Handling Categorical Data
Categorical data represents variables with a fixed set of values, often used for classification and grouping. Converting columns to the category
data type in Pandas reduces memory usage and improves performance. This tutorial demonstrates how to create, encode, and manipulate categorical data.

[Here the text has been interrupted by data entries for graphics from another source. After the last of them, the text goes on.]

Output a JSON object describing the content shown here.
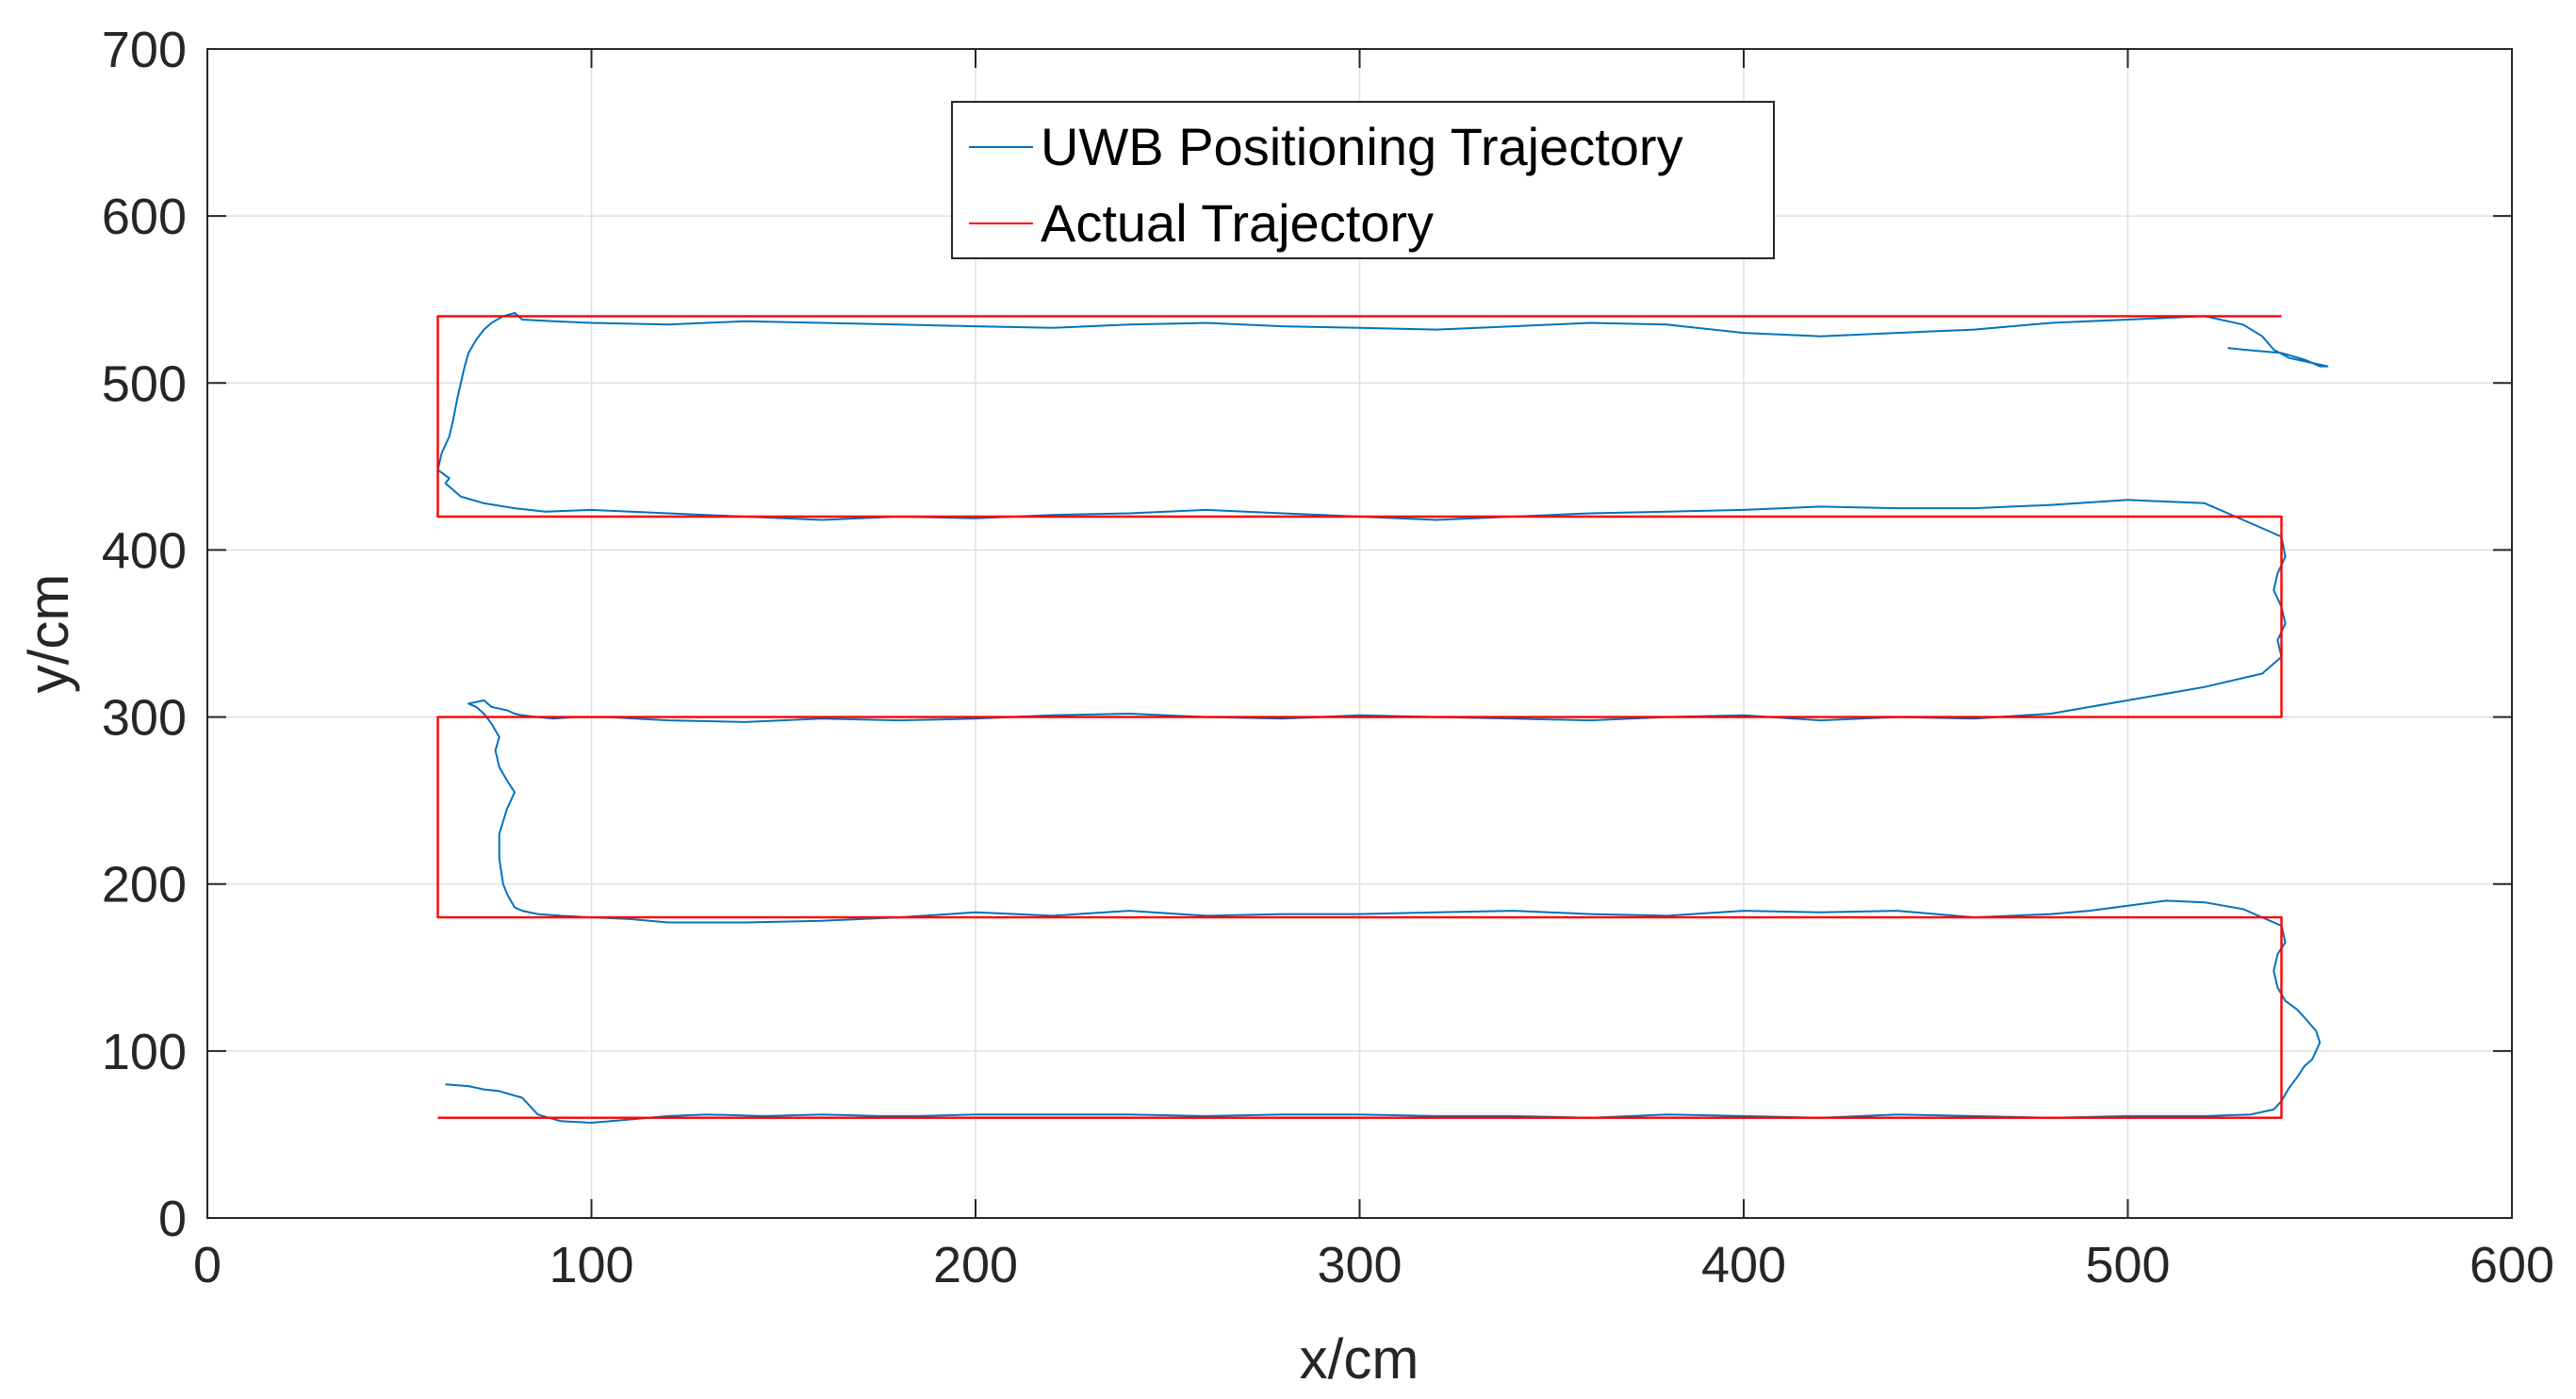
{
  "chart_data": {
    "type": "line",
    "title": "",
    "xlabel": "x/cm",
    "ylabel": "y/cm",
    "xlim": [
      0,
      600
    ],
    "ylim": [
      0,
      700
    ],
    "xticks": [
      0,
      100,
      200,
      300,
      400,
      500,
      600
    ],
    "yticks": [
      0,
      100,
      200,
      300,
      400,
      500,
      600,
      700
    ],
    "grid": true,
    "legend_position": "top-center",
    "series": [
      {
        "name": "UWB Positioning Trajectory",
        "color": "#0072BD",
        "x": [
          62,
          68,
          72,
          76,
          82,
          86,
          92,
          100,
          110,
          120,
          130,
          145,
          160,
          175,
          185,
          200,
          220,
          240,
          260,
          280,
          300,
          320,
          340,
          360,
          380,
          400,
          420,
          440,
          460,
          480,
          500,
          520,
          532,
          538,
          540,
          542,
          544,
          546,
          548,
          550,
          549,
          546,
          544,
          541,
          539,
          538,
          539,
          541,
          540,
          530,
          520,
          510,
          500,
          490,
          480,
          460,
          440,
          420,
          400,
          380,
          360,
          340,
          320,
          300,
          280,
          260,
          240,
          220,
          200,
          180,
          160,
          140,
          120,
          110,
          100,
          92,
          86,
          82,
          80,
          79,
          78,
          77,
          76,
          76,
          78,
          80,
          78,
          76,
          75,
          76,
          74,
          72,
          70,
          68,
          72,
          74,
          76,
          78,
          80,
          82,
          86,
          90,
          96,
          104,
          120,
          140,
          160,
          180,
          200,
          220,
          240,
          260,
          280,
          300,
          320,
          340,
          360,
          380,
          400,
          420,
          440,
          460,
          480,
          500,
          520,
          535,
          540,
          539,
          541,
          540,
          538,
          539,
          541,
          540,
          530,
          520,
          500,
          480,
          460,
          440,
          420,
          400,
          380,
          360,
          340,
          320,
          300,
          280,
          260,
          240,
          220,
          200,
          180,
          160,
          140,
          120,
          100,
          88,
          80,
          72,
          66,
          64,
          62,
          63,
          60,
          61,
          63,
          64,
          65,
          66,
          67,
          68,
          70,
          72,
          74,
          77,
          80,
          82,
          90,
          100,
          120,
          140,
          160,
          180,
          200,
          220,
          240,
          260,
          280,
          300,
          320,
          340,
          360,
          380,
          400,
          420,
          440,
          460,
          480,
          500,
          520,
          530,
          535,
          538,
          542,
          548,
          552,
          550,
          546,
          540,
          530,
          526
        ],
        "y": [
          80,
          79,
          77,
          76,
          72,
          62,
          58,
          57,
          59,
          61,
          62,
          61,
          62,
          61,
          61,
          62,
          62,
          62,
          61,
          62,
          62,
          61,
          61,
          60,
          62,
          61,
          60,
          62,
          61,
          60,
          61,
          61,
          62,
          65,
          70,
          78,
          84,
          91,
          95,
          105,
          112,
          120,
          125,
          130,
          138,
          148,
          158,
          165,
          175,
          185,
          189,
          190,
          187,
          184,
          182,
          180,
          184,
          183,
          184,
          181,
          182,
          184,
          183,
          182,
          182,
          181,
          184,
          181,
          183,
          180,
          178,
          177,
          177,
          179,
          180,
          181,
          182,
          184,
          186,
          190,
          194,
          200,
          215,
          230,
          245,
          255,
          262,
          270,
          280,
          288,
          296,
          302,
          306,
          308,
          310,
          306,
          305,
          304,
          302,
          301,
          300,
          299,
          300,
          300,
          298,
          297,
          299,
          298,
          299,
          301,
          302,
          300,
          299,
          301,
          300,
          299,
          298,
          300,
          301,
          298,
          300,
          299,
          302,
          310,
          318,
          326,
          336,
          346,
          356,
          366,
          376,
          386,
          396,
          408,
          418,
          428,
          430,
          427,
          425,
          425,
          426,
          424,
          423,
          422,
          420,
          418,
          420,
          422,
          424,
          422,
          421,
          419,
          420,
          418,
          420,
          422,
          424,
          423,
          425,
          428,
          432,
          436,
          440,
          443,
          448,
          458,
          468,
          478,
          490,
          500,
          510,
          518,
          526,
          532,
          536,
          540,
          542,
          538,
          537,
          536,
          535,
          537,
          536,
          535,
          534,
          533,
          535,
          536,
          534,
          533,
          532,
          534,
          536,
          535,
          530,
          528,
          530,
          532,
          536,
          538,
          540,
          535,
          528,
          520,
          515,
          512,
          510,
          510,
          514,
          518,
          520,
          521
        ]
      },
      {
        "name": "Actual Trajectory",
        "color": "#FF0000",
        "x": [
          60,
          540,
          540,
          60,
          60,
          540,
          540,
          60,
          60,
          540
        ],
        "y": [
          60,
          60,
          180,
          180,
          300,
          300,
          420,
          420,
          540,
          540
        ]
      }
    ]
  }
}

Creating Categorical Columns
Convert a column to the category
data type using astype('category')
. Here’s an example:
import pandas as pd
# Create a sample DataFrame
data = {
"Name": ["Karthick", "Durai", "Praveen"],
"City": ["Chennai", "Coimbatore", "Madurai"]
}
df = pd.DataFrame(data)
# Convert the City column to categorical
df["City"] = df["City"].astype("category")
print(df)
print(df.dtypes)
Output:
Name | City |
---|---|
Karthick | Chennai |
Durai | Coimbatore |
Praveen | Madurai |
Data types:
Name: object
City: category
Explanation: The astype('category')
method converts the City
column to a categorical data type, reducing memory usage and enabling category-specific operations.
Encoding Categorical Data
Encode categorical data into numerical labels using the cat.codes
attribute. Here’s an example:
# Encode the City column
df["City_Code"] = df["City"].cat.codes
print(df)
Output:
Name | City | City_Code |
---|---|---|
Karthick | Chennai | 0 |
Durai | Coimbatore | 1 |
Praveen | Madurai | 2 |
Explanation: The cat.codes
attribute encodes each category in the City
column as a unique integer, facilitating numerical analysis or machine learning tasks.
Manipulating Categories
Add, remove, or rename categories using cat.add_categories()
, cat.remove_categories()
, or cat.rename_categories()
. Here’s an example:
# Add a new category
df["City"].cat.add_categories(["Trichy"], inplace=True)
# Rename a category
df["City"].cat.rename_categories({"Chennai": "Chennai Metro"}, inplace=True)
# Remove a category
df["City"].cat.remove_categories(["Coimbatore"], inplace=True)
print(df)
Output:
Name | City | City_Code |
---|---|---|
Karthick | Chennai Metro | 0 |
Durai | NaN | 1 |
Praveen | Madurai | 2 |
Explanation: Categories in the City
column are dynamically manipulated. The category Chennai
is renamed, a new category Trichy
is added, and Coimbatore
is removed.
Key Takeaways
- Efficient Data: Use
category
data types for memory efficiency and faster operations. - Encoding: Encode categories numerically using
cat.codes
. - Flexibility: Add, remove, or rename categories dynamically for flexible data management.
- Scalability: Categorical data handling is well-suited for large datasets with repetitive values.